Today we feature a follow up to Andrew Means' progressive and insightful look at program evaluation
Last week I published The Death of Program Evaluation, highlighting my firm belief that evaluation as it is today needs to change and evolve. Program evaluation is often not forward looking, over-focused on statistical proof, and actually undermines program improvement. The post sparked a debate across twitter, the website, and the Markets for Good community on the role that program evaluation should play in the sector.
As a result, the team at Markets For Good have given me the opportunity to further highlight my beliefs. They have also asked for counter arguments from others engaged in this debate as well, which I am eagerly looking forward to reading as soon as they are published.

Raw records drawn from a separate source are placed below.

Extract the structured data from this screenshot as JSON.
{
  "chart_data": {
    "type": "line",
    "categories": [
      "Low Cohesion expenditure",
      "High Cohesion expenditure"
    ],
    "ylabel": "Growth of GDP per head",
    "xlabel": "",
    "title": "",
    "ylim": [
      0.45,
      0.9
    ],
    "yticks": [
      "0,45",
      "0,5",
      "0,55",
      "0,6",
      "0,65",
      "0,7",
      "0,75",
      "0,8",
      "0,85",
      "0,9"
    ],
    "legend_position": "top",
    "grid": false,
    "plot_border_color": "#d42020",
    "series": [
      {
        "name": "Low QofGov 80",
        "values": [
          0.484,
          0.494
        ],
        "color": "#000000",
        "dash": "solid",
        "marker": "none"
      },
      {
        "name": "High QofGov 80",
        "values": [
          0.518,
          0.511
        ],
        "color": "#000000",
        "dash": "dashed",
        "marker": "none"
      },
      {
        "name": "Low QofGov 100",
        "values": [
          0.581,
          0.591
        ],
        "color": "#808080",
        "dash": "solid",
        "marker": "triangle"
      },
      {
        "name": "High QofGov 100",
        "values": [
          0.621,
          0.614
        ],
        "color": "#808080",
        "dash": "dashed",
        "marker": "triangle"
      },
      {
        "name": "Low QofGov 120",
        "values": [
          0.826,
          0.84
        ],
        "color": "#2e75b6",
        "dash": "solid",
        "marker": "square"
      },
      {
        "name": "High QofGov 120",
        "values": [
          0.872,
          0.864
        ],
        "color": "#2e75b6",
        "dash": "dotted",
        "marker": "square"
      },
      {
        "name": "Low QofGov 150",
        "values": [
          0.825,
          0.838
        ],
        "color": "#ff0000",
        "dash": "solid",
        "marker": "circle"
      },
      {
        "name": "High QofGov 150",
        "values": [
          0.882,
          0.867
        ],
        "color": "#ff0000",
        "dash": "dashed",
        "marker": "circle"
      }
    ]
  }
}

Today I want to unequivocally state that I believe nonprofits should be focused on producing outcomes and that we need evidence that nonprofits are delivering on those outcomes. However I also believe that the processes and methods we currently use to do so are in need of improvement.
This raises the question, what role should data play in the sector?
Prove or Improve?
Should data be used to prove or improve our programs? The obvious and immediate answer is both. The reality is, however, that most programs cannot afford to prove to a statistically significant level that their program is the cause of some outcome. There is a reason it is known as the burden of proof.

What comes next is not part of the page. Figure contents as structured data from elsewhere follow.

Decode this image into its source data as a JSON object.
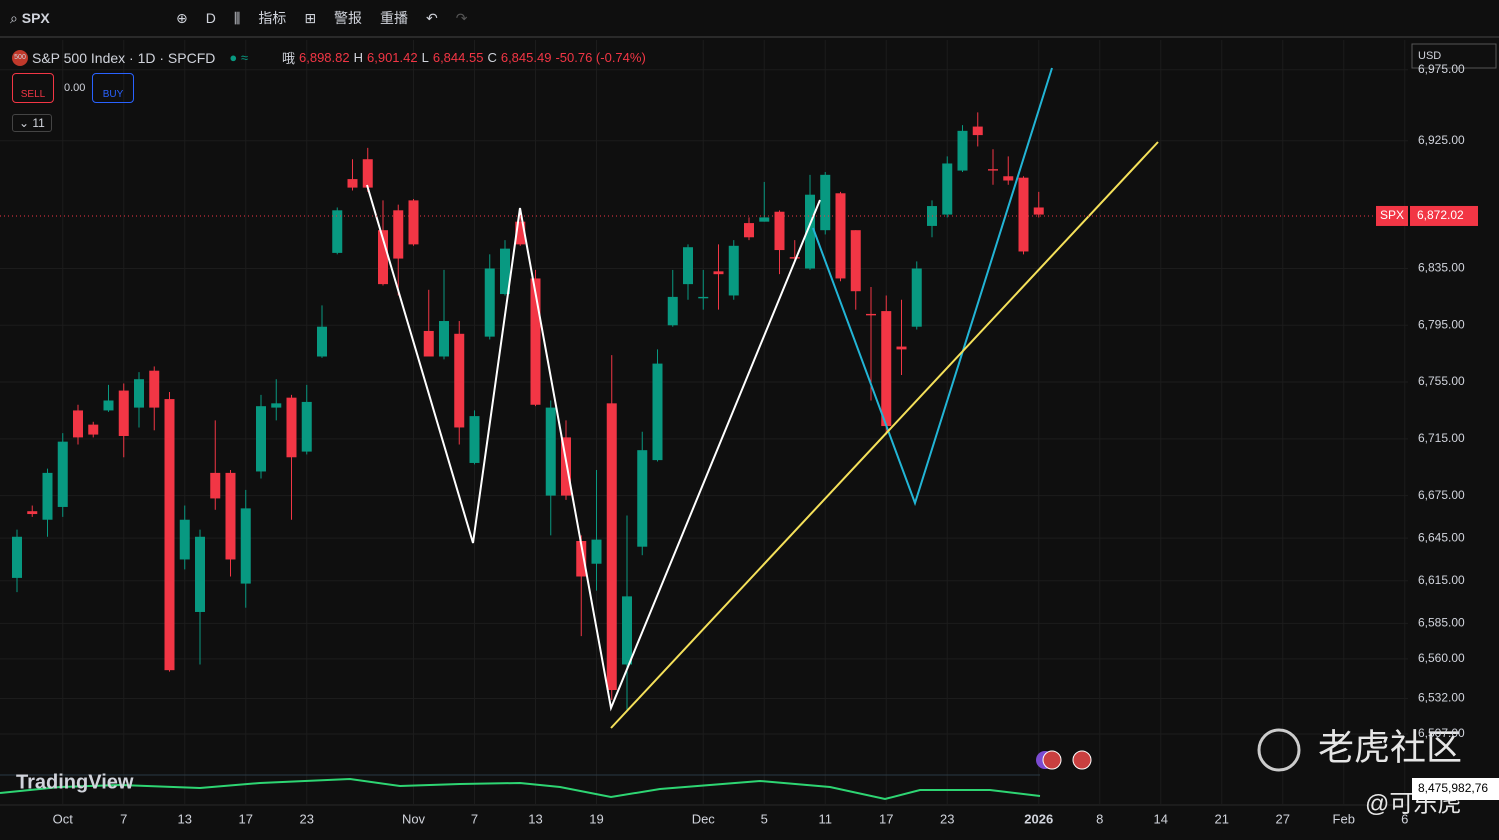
{
  "toolbar": {
    "symbol": "SPX",
    "interval": "D",
    "indicators": "指标",
    "alerts": "警报",
    "replay": "重播"
  },
  "legend": {
    "title": "S&P 500 Index · 1D · SPCFD",
    "o_label": "哦",
    "o": "6,898.82",
    "h_label": "H",
    "h": "6,901.42",
    "l_label": "L",
    "l": "6,844.55",
    "c_label": "C",
    "c": "6,845.49",
    "change": "-50.76 (-0.74%)",
    "sell": "SELL",
    "spread": "0.00",
    "buy": "BUY",
    "count": "11"
  },
  "currency": "USD",
  "chart_data": {
    "type": "candlestick",
    "open": [
      6617,
      6664,
      6658,
      6667,
      6735,
      6725,
      6735,
      6749,
      6737,
      6763,
      6743,
      6630,
      6593,
      6691,
      6691,
      6613,
      6692,
      6737,
      6744,
      6706,
      6773,
      6846,
      6898,
      6912,
      6862,
      6876,
      6883,
      6791,
      6773,
      6789,
      6698,
      6787,
      6817,
      6868,
      6828,
      6675,
      6716,
      6643,
      6627,
      6740,
      6556,
      6639,
      6700,
      6795,
      6824,
      6814,
      6833,
      6816,
      6867,
      6868,
      6875,
      6843,
      6835,
      6862,
      6888,
      6862,
      6803,
      6805,
      6780,
      6794,
      6865,
      6873,
      6904,
      6935,
      6905,
      6900,
      6899,
      6878
    ],
    "high": [
      6651,
      6668,
      6694,
      6719,
      6739,
      6727,
      6753,
      6754,
      6762,
      6766,
      6748,
      6668,
      6651,
      6728,
      6693,
      6679,
      6746,
      6757,
      6746,
      6753,
      6809,
      6878,
      6912,
      6920,
      6883,
      6880,
      6884,
      6820,
      6834,
      6798,
      6735,
      6845,
      6855,
      6873,
      6834,
      6742,
      6728,
      6647,
      6693,
      6774,
      6661,
      6720,
      6778,
      6834,
      6852,
      6834,
      6852,
      6855,
      6871,
      6896,
      6876,
      6855,
      6901,
      6903,
      6889,
      6862,
      6822,
      6816,
      6813,
      6840,
      6883,
      6914,
      6936,
      6945,
      6919,
      6914,
      6900,
      6889
    ],
    "low": [
      6607,
      6660,
      6646,
      6660,
      6711,
      6716,
      6734,
      6702,
      6723,
      6721,
      6551,
      6623,
      6556,
      6665,
      6618,
      6596,
      6687,
      6728,
      6658,
      6704,
      6772,
      6845,
      6890,
      6889,
      6823,
      6816,
      6851,
      6773,
      6771,
      6711,
      6697,
      6785,
      6816,
      6851,
      6738,
      6647,
      6672,
      6576,
      6608,
      6531,
      6524,
      6633,
      6699,
      6794,
      6813,
      6806,
      6806,
      6813,
      6855,
      6868,
      6831,
      6840,
      6834,
      6859,
      6826,
      6806,
      6742,
      6718,
      6760,
      6792,
      6857,
      6871,
      6903,
      6921,
      6894,
      6894,
      6845,
      6871
    ],
    "close": [
      6646,
      6662,
      6691,
      6713,
      6716,
      6718,
      6742,
      6717,
      6757,
      6737,
      6552,
      6658,
      6646,
      6673,
      6630,
      6666,
      6738,
      6740,
      6702,
      6741,
      6794,
      6876,
      6892,
      6892,
      6824,
      6842,
      6852,
      6773,
      6798,
      6723,
      6731,
      6835,
      6849,
      6852,
      6739,
      6737,
      6675,
      6618,
      6644,
      6538,
      6604,
      6707,
      6768,
      6815,
      6850,
      6815,
      6831,
      6851,
      6857,
      6871,
      6848,
      6842,
      6887,
      6901,
      6828,
      6819,
      6802,
      6724,
      6778,
      6835,
      6879,
      6909,
      6932,
      6929,
      6904,
      6897,
      6847,
      6873
    ],
    "up_color": "#089981",
    "down_color": "#f23645",
    "ylim": [
      6457,
      6996
    ],
    "yticks": [
      {
        "value": 6975,
        "label": "6,975.00"
      },
      {
        "value": 6925,
        "label": "6,925.00"
      },
      {
        "value": 6835,
        "label": "6,835.00"
      },
      {
        "value": 6795,
        "label": "6,795.00"
      },
      {
        "value": 6755,
        "label": "6,755.00"
      },
      {
        "value": 6715,
        "label": "6,715.00"
      },
      {
        "value": 6675,
        "label": "6,675.00"
      },
      {
        "value": 6645,
        "label": "6,645.00"
      },
      {
        "value": 6615,
        "label": "6,615.00"
      },
      {
        "value": 6585,
        "label": "6,585.00"
      },
      {
        "value": 6560,
        "label": "6,560.00"
      },
      {
        "value": 6532,
        "label": "6,532.00"
      },
      {
        "value": 6507,
        "label": "6,507.00"
      }
    ],
    "last_price": {
      "value": 6872.02,
      "label": "6,872.02",
      "symbol": "SPX"
    },
    "time_labels": [
      "Oct",
      "7",
      "13",
      "17",
      "23",
      "Nov",
      "7",
      "13",
      "19",
      "Dec",
      "5",
      "11",
      "17",
      "23",
      "2026",
      "8",
      "14",
      "21",
      "27",
      "Feb",
      "6"
    ],
    "volume_label": "8,475,982,76"
  },
  "branding": "TradingView",
  "watermark": {
    "title": "老虎社区",
    "user": "@可乐虎"
  }
}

When facing the high bar of proof, many organizations turn around and decide since they can’t meet that bar they won’t do anything. When we tell organizations randomized control trials with significant results are the only acceptable form of proof, many organizations choose not to examine their programs at all.
We need to encourage nonprofits of all sizes to gather evidence (read data) that supports the claim that their program is working. Evidence scales in a way that proof does not.
We also need to do more formative program evaluation and continuous improvement work. We need to take historical data and use it to identify places of improvement and then track progress. Organizations should strive to increase their effectiveness over time, and data has a role to play in that work.
Periodic or Ongoing?
Should organizations use data periodically or in an ongoing manner? I think that data should be infused throughout an organization and be used everyday to make better decisions. This is really why I like the term analytics. It implies a kind of ongoing use of data that I think is important for the sector to embrace.
This again goes back to the high bar we set. Most organizations that do evaluation don’t do it in an ongoing manner. They do it every 5 (or so) years. I think that organizations should be using data everyday to evaluate how they are doing. When we raise the bar of evaluation to the level of proof (and the only reason we use data is to prove our programs are working) it makes it difficult to think about how to engage data everyday.
Causal Inference or Prediction?
Let’s get a bit more technical. Should we build models that infer causality or predict things outside of the sample set? Again, we should strive for both. However, most of the program evaluation models I see being built use methods (primarily regression analysis) often best used for causal inference.
Causal inference is extremely important. It is important to understand how various inputs affect an outcome. That relationship is helpful because it will help me understand how to change those inputs to maximize that outcome.
What I don’t see happening often enough is program evaluation models being tested for out of sample validity. I don’t see many models being built on historic data and re-tested on future data. Simply put, I don’t see much future validation of past models. That could lead to misinterpretation and overfitting. For more, check out this thread.
Lastly, I think we should find more ways to engage predictive models in program decisions. If I can predict what outcomes a program participant will have from various interventions, I should. But good predictive models often employ wholly different techniques than good interpretative models.
What’s Next
Data is changing the social sector. And I think we’re just at the beginning of that change. David Anderson put it well in his comment on the original post, “As data becomes more ubiquitous and the sector more in-tune to its value, we are more likely to see the true emergence of evaluation rather than its death.”
I agree. We need so much more than what we have today. We need to use new skills, new methods, and new models that embrace data and promote the value it brings to the sector. As that happens our organizations will improve, our effectiveness increase, and we can begin to make greater progress in solving some of our world’s most intractable problems.